Das offensichtliche Schweigen auf den hohen Führungsebenen der Bundeswehr hat verständlicherweise auch Auswirkungen für die PTBS-Kranken, auf ihr Gefühl, mit ihrer Krankheit angenommen und akzeptiert zu werden. Karl-Heinz Biesold, Psychiater im Bundeswehrkrankenhaus in Hamburg:
"Wenn man traumatisierende Dinge erlebt, ist auch eine ganz große Frage, welchen Sinn hat das gemacht, was ich riskiert habe. Oder dass ich das erlebt habe. Und wenn die Motivation am Einsatz nicht stimmt, oder bei den Einsätzen nicht ganz klar ist, wofür sie da sind oder das Bild verzerrt ist, dann wird die Verarbeitungsfähigkeit der Menschen ganz leicht an eine Grenze heran geführt."

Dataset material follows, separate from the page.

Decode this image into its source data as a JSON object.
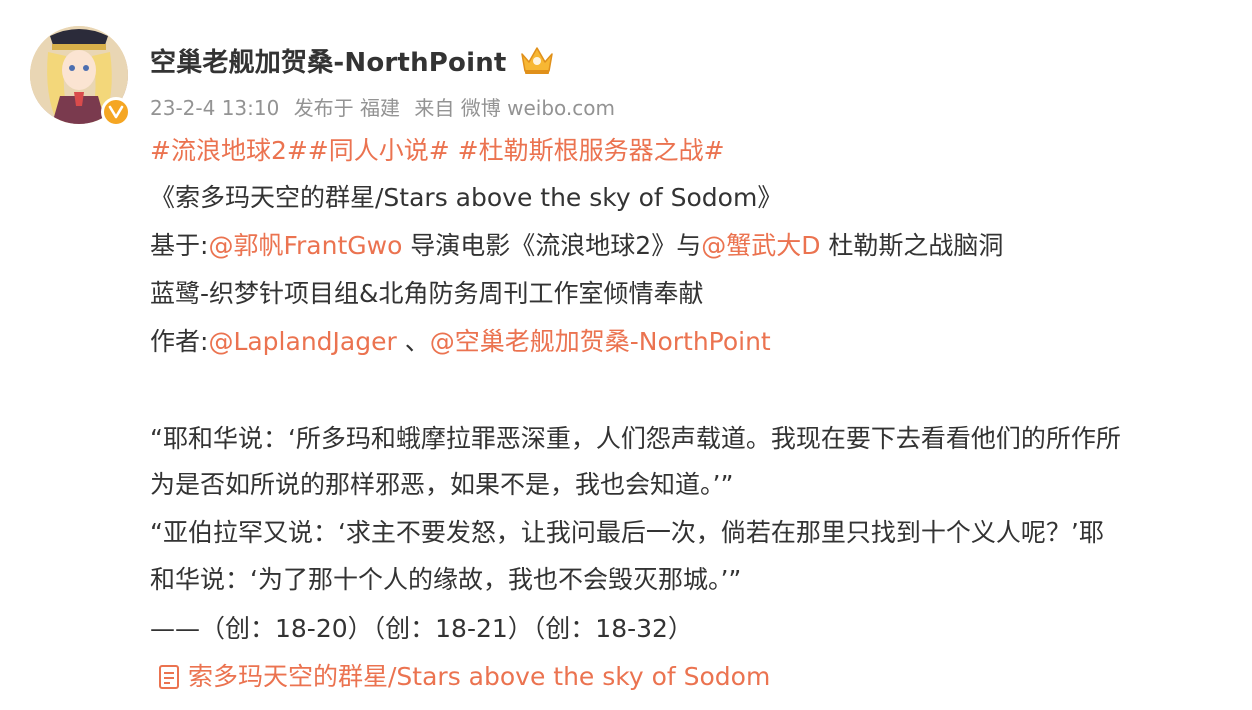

Das Gefühl, in einem sinnlosen Krieg das eigene Leben zu riskieren, beschreibt der Israeli Yariv Mozer in seiner Dokumentation "My first war", die nach Piet Eekmans Film auf arte zu sehen ist. Im zweiten Libanon-Krieg vom Sommer 2006 erscheint die kriegerische Auseinandersetzung als absurd irrationale politische Strategie, die aber die körperliche Versehrtheit der Soldaten aufs Spiel setzt. Unkenntnis, Chaos, Unaufgeklärtheit, Naivität und Politiker-Sprechblasen à la "Deutschland wird auch am Hindukush verteidigt" – das sind die Ingredienzien eines absurden Kriegseinsatzes, für das nicht allein Israelis oder Amerikaner das Privileg besitzen. Am Anfang seines Films "PTBS – Unsichtbar verwundet" fragt Piet Eekman einige Bundeswehrsoldaten, ob sie Angst vor dem Auslandseinsatz in Afghanistan haben. Einer der Soldaten antwortet:
"Angst nicht unbedingt. Ich würde das eher Respekt nennen. –
"Was meinen Sie, wenn sie Respekt sagen?", fragt der Filmemacher. Offensichtlich ist der Soldat mit dieser Nachfrage überfordert. Eine lange, sehr lange Pause entsteht. Dann als Antwort:
"Ähm."
Über eines sollte man sich, meint der Bundeswehr-Psychiater Karl-Heinz Biesold, keine Illusionen machen:
"Wir haben ja in unseren Einsätzen, wenn man die Verwundeten- und Totenzahlen anschaut, immerhin noch relativ viel Glück gehabt."
Und der Psychologe Thomas Müller-Holthusen ergänzt:
"Also, wenn sich der Auftrag der Bundeswehr in Richtung Kampfauftrag und tatsächlich kriegerische Auseinandersetzung, dann müssen wir damit rechnen, dass sich die Zahl der Fälle erhöht."
Service:
"PTBS – Unsichtbar verwundet" heißt eine der Dokumentationen, die im Rahmen des Themenabends "Traumatisierte Soldaten" am 17. März 2009 ab 21 Uhr auf Arte zu sehen ist.